I took some time out from the conference centre in the north-east of Paris to present at an event organised by the International Council on Monuments and Sites (ICOMOS) at their HQ on the Champs-Élysées. Three of the category heads from the scientific intergovernmental body, the Intergovernmental Panel on Climate Change (IPCC), came along to listen to us; quite an elite crowd you might say. The purpose of the event was to get heritage culture into the IPCC reporting structure and for them to recognise, measure and mitigate climate change impact on this little visited area of the subject. I presented on the mitigation and adaptation work the National Trust in Wales are undertaking. We were then invited to present and discuss the issue of developing a climate change assessment publicly on the UNESCO stand.
Change management is at the core of conservation and conservation is about coping and managing with change and adaptation. Change in conservation is good, bad and indifferent.
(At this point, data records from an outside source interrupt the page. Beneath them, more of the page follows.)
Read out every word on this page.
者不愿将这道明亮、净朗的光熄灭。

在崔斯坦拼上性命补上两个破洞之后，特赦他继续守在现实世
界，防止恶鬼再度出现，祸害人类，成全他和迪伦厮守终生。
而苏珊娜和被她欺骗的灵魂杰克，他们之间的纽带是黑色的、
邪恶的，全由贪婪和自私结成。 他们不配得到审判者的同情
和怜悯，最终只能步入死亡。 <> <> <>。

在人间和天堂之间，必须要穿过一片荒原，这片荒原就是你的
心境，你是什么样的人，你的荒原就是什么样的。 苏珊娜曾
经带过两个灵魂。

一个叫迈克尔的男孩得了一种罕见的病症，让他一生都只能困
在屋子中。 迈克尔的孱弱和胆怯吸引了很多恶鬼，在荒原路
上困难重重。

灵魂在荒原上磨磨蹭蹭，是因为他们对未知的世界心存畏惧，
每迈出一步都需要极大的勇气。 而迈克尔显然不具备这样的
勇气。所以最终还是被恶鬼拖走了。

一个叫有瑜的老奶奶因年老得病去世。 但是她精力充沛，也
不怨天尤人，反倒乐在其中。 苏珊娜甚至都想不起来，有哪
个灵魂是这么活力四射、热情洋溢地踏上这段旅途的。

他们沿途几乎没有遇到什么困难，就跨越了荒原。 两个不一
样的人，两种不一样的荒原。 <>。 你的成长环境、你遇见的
Understanding, influencing, adapting, sharing and so on in order to hand our special places on to future generations is what we (NT) do and always have done.
For example in the last decade of NT insurance claims have increased several fold (this is one of our many canaries in the mine to tell us we are getting more frequent storms). The excellent NT update on climate change impacts published a couple of weeks ago is worth a read to see how some of our special places have been affected.
As time wore on people started to look more tired but there was still the feeling that ‘we are here to get the job done’ rather than going through the motions. I am looking forward to going home now but feel the job is not finished so would have liked to stay to the end of the week. I have to remind myself I have a life away from here. Whilst in Paris, a son lost his first tooth, there were two family birthdays and my daughter fractured her arm, so I am looking forward to going back to Wales.